The Big Idea is that the Web is an information space. That sounds good.

Well in 2012, something Big happened. According to the write up Google figured out that 20 percent of its searches were “new.” Aren’t those pesky humans annoying. The article reports:

long tail keywords made up approximately 70 percent of all searches. What this told Google was that users were becoming interested in using their search engine as a tool for answering questions and solving problems, not just looking up facts and finding individual websites. Instead of typing “Los Angeles weather,” people started searching “Los Angeles hourly weather for March 1.” While that’s an extremely simplified explanation, the fact is that Google, Bing, Facebook, and other internet leaders have been working on what Colin Jeavons calls “the silent semantic revolution” for years now.
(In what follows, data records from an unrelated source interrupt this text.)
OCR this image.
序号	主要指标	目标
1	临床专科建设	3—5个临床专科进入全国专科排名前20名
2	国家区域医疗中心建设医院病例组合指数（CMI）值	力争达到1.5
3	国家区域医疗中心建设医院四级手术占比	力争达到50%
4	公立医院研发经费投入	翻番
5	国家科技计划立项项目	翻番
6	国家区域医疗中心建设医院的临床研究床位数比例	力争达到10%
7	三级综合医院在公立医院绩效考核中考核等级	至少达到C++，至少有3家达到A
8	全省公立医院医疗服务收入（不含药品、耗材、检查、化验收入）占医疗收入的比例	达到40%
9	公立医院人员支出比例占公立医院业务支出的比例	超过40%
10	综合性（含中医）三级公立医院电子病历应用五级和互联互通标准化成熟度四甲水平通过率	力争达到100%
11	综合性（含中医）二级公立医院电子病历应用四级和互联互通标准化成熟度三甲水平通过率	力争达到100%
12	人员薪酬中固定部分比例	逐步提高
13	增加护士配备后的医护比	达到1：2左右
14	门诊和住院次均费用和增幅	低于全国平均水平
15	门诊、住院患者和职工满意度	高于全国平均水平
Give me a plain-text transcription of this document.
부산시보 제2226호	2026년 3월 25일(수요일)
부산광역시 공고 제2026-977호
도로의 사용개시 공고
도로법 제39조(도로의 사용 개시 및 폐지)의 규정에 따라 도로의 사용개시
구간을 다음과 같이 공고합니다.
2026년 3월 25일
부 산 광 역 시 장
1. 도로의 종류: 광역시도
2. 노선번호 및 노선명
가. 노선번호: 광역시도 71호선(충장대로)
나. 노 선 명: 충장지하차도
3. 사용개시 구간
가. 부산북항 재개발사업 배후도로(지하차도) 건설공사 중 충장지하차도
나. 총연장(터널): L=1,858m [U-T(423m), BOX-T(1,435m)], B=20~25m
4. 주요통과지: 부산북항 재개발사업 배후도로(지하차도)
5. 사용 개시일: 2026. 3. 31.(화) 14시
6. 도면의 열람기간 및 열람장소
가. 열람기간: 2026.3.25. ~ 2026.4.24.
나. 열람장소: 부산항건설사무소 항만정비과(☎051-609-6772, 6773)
Bing launched Satori, a knowledge storehouse that’s capable of understanding complex relationships between people, things, and entities. Facebook built Knowledge Graph, which reveals additional information about things you search, based on Google’s complex semantic algorithm called Hummingbird.

Yep, a new age dawned. The message in the article is that marketers have a great new opportunity to push their message in front of users. In my book, this is one reason why running a query on any of the ad supported Web search engines returns so much irrelevant information. In my just submitted Information Today column, I report how a query for the phrase “concept searching” returned results littered with a vendor’s marketing hoo-hah.

I did not want information about a vendor. I wanted information about a concept. But, alas, Google knows what I want. I don’t know what I want in the brave new world of search. The article ignores the lack of relevance in results, the dust binning of precision and recall, and the bogus information many search queries generate. Try to find current information about Dark Web onion sites and let me know how helpful the search systems are. In fact, name the top TOR search engines. See how far you get with Bing, Google, and Yandex. (DuckDuckGo and Ixquick seem to be aware of TOS content by the way.)

So semantic in the context of this article boils down to four points:

  1. Think like an end user. I suppose one should not try to locate an explanation of “concept searching.” I guess Google knows I care about a company with a quite narrow set of technology focused on SharePoint.
  2. Invest in semantic markup. Okay, that will make sense to the content marketers. What if the system used to generate the content does not support the nifty features of the Semantic Web. OWL, who? RDF what?
  3. Do social. Okay, that’s useful. Facebook and Twitter are the go to systems for marketing products I assume. Who on Facebook cares about cyber OSINT or GE’s cratering petrochemical business?
  4. And the keeper, “Don’t forget about standard techniques.” This means search engine optimization. That SEO stuff is designed to make relevance irrelevant. Great idea.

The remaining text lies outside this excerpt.